Just like helicopter parenting, it isn’t making your investments safer; fretting daily about the decisions of U.S. President Donald Trump is likely to do your portfolio more harm than good.
Notably, Trump is prototype for male overconfidence and hunch decisions. So if it works for him …
Indeed, investors are rewarded for taking on more risk, Enrique says. Gut can be beneficial, but only when those instincts are backed by research.
“Compare stock picking or any investment decision to shopping,” she says. If you’re buying a sofa, you are probably going to do research. It’s the same with investing.
“Maybe your gut feeling says, ‘I want to buy a Tesla stock,’” she says. “Now stop and do some analysis.”
Verify if your gut is onto something with evidence. Otherwise, you will end up likely one of those amateur investors who help professional investors earn their keep.

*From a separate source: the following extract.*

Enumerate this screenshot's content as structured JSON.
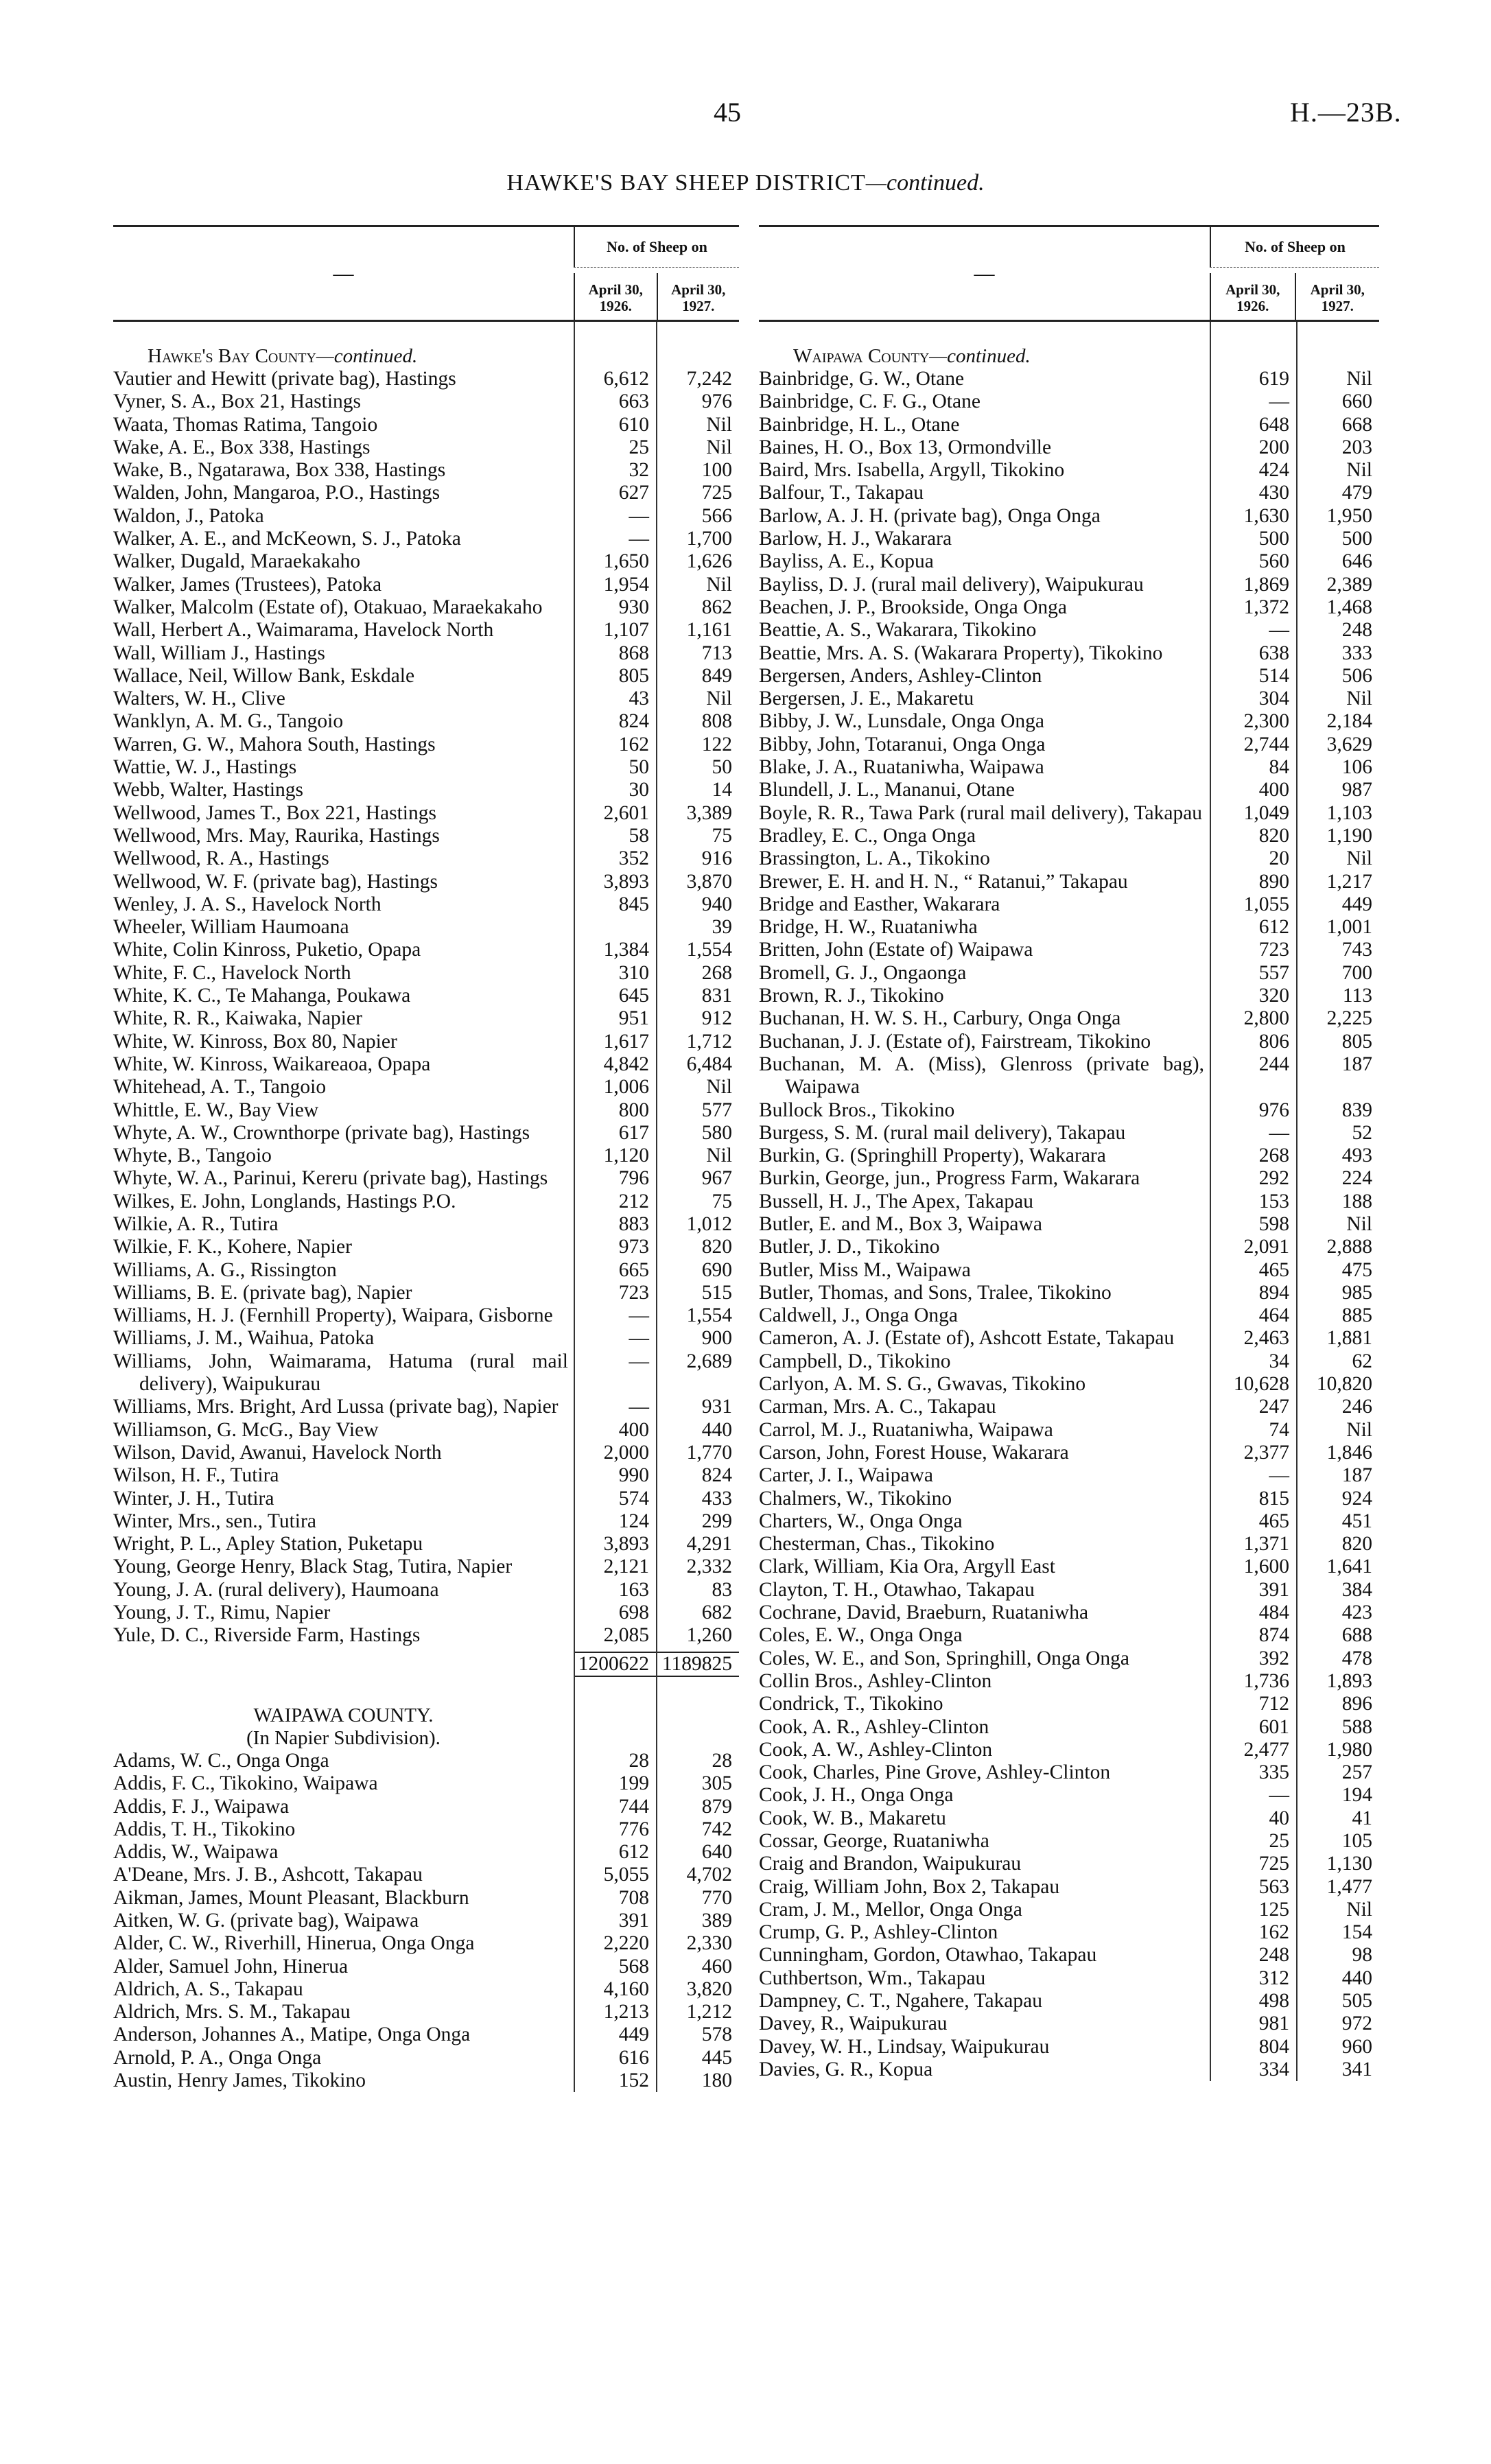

Award-winning portfolio managers — like Mark Costa, director of the investments group at Brandes Investment Partners in San Diego — typically exploit gut-driven mistakes by other investors.
Yet even the pros must acknowledge the gut impact potential in their process.
“We try to control our instinct,” says Costa.
Brandes runs award-winning mutual funds available in Canada, using a value approach. That involves mispriced stocks of unloved companies that are really good enterprises.
When they find a bargain, it’s gut-check time. “We love a price that’s down a lot, which gets us excited,” Costa says.
The more the market hates a stock, the more value investors get amped up. The risk is becoming enamoured with the bargain.
“And then that’s when you get into value traps, because you’re basically driven by the emotional pursuit of something that pleases you,” Costa says, noting working in teams helps eliminate the impact of the erroneous gut instinct.
While greed — i.e. this stock will make me rich — is a big gut driver, love is a powerful investor drug, too, says Anil Tahiliani, senior portfolio manager in Calgary with Matco Financial’s award-winning Matco Opportunities Fund.
“I always say, it’s OK to fall in love with your puppy, but never fall in love with your stock.”
To that end, whenever love in the air for an investment, if Tahiliani owns it, he’s likely selling it.
“As a professional investor, I take advantage of that (exuberance) and either sell entirely or trim to take some money off the table.”